Schweden recycelt oder wiederverwendet 99 Prozent aller Abfälle. Die bereits beeindruckenden 96 Prozent aus dem Jahr 2012 wurden noch verbessert. Nachhaltigkeit ist in dem skandinavischen Land zum Lebensstil geworden.

Schweden will zum abfallfreien Land werden – diese Parole hat kürzlich Weine Wiqvist ausgegeben, der Chef des schwedischen Abfallbehandlungs- und Recycling-Verbandes. 99 Prozent des Ziels auf dem Weg zu Zero Waste sind schon erreicht, nur noch ein kleiner Bruchteil der Abfälle landet auf Deponien. Von den jährlichen 416 kg Abfall, die in Schweden pro Kopf produziert werden, landet lediglich ein Prozent auf der Mülldeponie.

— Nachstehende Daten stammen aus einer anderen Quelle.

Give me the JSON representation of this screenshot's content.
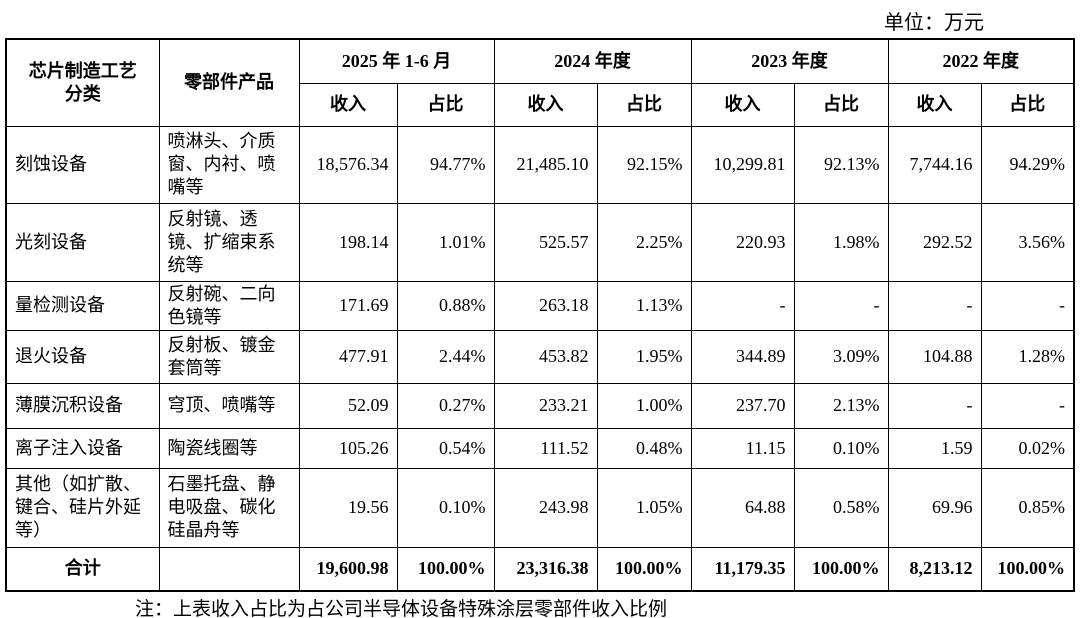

Wie die Schweden das machen? Abfall wird in dem skandinavischen Land gemanagt. Unter Abfall-Management wird eine Reihe von Maßnahmen verstanden: Das oberste Gebot ist die Vermeidung von Müll, dann folgt die Wiederverwendung, danach Recycling und als letztes Mittel die Lagerung auf der Deponie. Bei der Vermeidung von Müll ist noch viel Luft nach oben, aber Wiederverwendung und Recycling ist in Schweden oberstes Gebot. Der Hausmüll wird gewissenhaft getrennt, Unternehmen müssen ihren Abfall genauestens sortieren und auf PET-Flaschen und Dosen wird ein Pfand eingehoben.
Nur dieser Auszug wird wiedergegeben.